Ninety-five percent of adults in New Zealand have had at least one dose of a vaccine, making it one of the world’s most vaccinated populations. The only Omicron cases that have been found in New Zealand have been safely contained at the border.

As COVID-19 spread across the globe in the past two years, New Zealand used its isolation to its advantage. Border controls kept the worst of the virus at bay, and by Christmas this year, New Zealand had recorded just 50 deaths in a population of 5.5 million.

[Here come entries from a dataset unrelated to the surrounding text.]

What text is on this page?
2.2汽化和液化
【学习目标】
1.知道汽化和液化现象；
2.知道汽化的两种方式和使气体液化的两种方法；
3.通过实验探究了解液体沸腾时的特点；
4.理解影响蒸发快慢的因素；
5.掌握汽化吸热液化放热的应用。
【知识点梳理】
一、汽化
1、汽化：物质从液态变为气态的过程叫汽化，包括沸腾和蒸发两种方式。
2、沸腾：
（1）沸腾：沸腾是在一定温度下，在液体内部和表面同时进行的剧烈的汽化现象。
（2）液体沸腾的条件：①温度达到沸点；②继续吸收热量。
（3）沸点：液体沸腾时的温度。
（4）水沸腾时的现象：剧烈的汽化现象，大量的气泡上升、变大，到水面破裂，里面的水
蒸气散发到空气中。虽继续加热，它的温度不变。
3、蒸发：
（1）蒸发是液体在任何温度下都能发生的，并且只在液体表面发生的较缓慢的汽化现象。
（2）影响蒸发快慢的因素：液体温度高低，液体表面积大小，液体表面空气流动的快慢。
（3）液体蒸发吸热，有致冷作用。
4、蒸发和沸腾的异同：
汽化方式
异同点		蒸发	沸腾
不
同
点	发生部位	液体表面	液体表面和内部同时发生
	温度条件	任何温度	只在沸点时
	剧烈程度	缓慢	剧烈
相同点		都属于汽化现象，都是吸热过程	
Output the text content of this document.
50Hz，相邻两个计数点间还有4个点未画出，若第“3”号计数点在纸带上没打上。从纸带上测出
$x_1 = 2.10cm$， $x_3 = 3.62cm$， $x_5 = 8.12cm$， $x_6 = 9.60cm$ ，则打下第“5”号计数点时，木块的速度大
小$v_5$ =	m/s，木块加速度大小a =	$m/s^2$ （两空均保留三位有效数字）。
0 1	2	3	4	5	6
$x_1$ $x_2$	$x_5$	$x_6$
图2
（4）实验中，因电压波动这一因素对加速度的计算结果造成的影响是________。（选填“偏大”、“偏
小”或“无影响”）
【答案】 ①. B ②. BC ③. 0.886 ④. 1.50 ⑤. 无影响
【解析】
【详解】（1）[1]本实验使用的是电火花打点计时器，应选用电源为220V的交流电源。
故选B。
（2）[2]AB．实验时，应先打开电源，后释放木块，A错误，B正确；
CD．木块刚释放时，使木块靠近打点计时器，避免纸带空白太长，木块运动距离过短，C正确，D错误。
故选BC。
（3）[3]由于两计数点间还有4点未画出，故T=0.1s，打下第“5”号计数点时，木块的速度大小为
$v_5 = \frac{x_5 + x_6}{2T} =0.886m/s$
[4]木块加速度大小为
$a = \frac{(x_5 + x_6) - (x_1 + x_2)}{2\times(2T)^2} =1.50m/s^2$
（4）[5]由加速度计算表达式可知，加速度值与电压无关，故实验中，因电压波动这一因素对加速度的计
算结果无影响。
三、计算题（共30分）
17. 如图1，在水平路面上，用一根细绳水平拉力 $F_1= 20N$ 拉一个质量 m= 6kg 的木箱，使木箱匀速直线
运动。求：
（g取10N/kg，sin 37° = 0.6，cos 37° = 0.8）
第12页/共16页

Daily COVID cases in Australia’s New South Wales top 6,000

Australia’s most populous state recorded more than 6,000 new COVID-19 cases for the first time Saturday, adding a sombre note to Christmas celebrations.

Victoria, Australia’s second-most populous state, reported 2,108 new cases and six deaths on Saturday.

Health expert highlights importance of wearing mask to fight COVID

US Navy warship sidelined with COVID-19 outbreak

A US Navy warship has paused its deployment to South America because of a coronavirus outbreak, the Navy said Friday.

The USS Milwaukee, a littoral combat ship, is staying in port at Naval Station Guantanamo Bay, Cuba, where it had stopped for a scheduled port visit. It began its deployment from Mayport, Florida, on December 14 and was heading into the US Southern Command region.

The Navy said in a statement that the ship’s crew is “100% immunized” and that all of those who tested positive for COVID-19 have been isolated on the ship away from other crew members. The number of crew testing positive was not disclosed. The ship has a crew of a little more than 100.

The Navy said that “a portion” of those infected are having mild symptoms and that the specific variant is not yet known. COVID-19 cases have surged across the country due to the highly contagious Omicron coronavirus variant.

Antetokounmpo clears NBA’s COVID protocols

The Milwaukee Bucks received an early Christmas present in the form of two-time MVP Giannis Antetokounmpo clearing the National Basketball Association’s health and safety protocols on Friday.

However, Antetokounmpo’s status remains up in the air for Milwaukee’s Christmas Day showdown against the visiting Boston Celtics on Saturday afternoon.

For their part, the Celtics officially placed five more players into COVID protocols on Friday, bringing the team’s total to 12.

Blinken thanks South Africa in call with counterpart Naledi Pandor

US Secretary of State Antony Blinken spoke via phone with his South African counterpart Naledi Pandor about an earlier announcement that the US plans to lift travel restrictions on several southern African nations, imposed last month amid fears over the Omicron variant.

“The Secretary again thanked South Africa’s scientists and government for their transparency and expertise,” State Department Spokesman Ned Price said in a statement describing the call.

“He emphasized the importance of the longstanding partnership between the United States and South Africa to combat the impacts of COVID-19.”

More than 4,000 Christmas flights cancelled worldwide

Airlines around the world called off more than 4,000 flights over the Christmas weekend, due to the increase in COVID-19 cases from the Omicron variant.

The website FlightAware showed 2,314 flights had been cancelled worldwide on Christmas Eve, a typically robust day in passenger transit. About a quarter of those suspended itineraries were in the US.

Another 1,404 flights scheduled for Christmas Day were cancelled globally, the website said, along with 340 more that had been scheduled for Sunday, Boxing Day.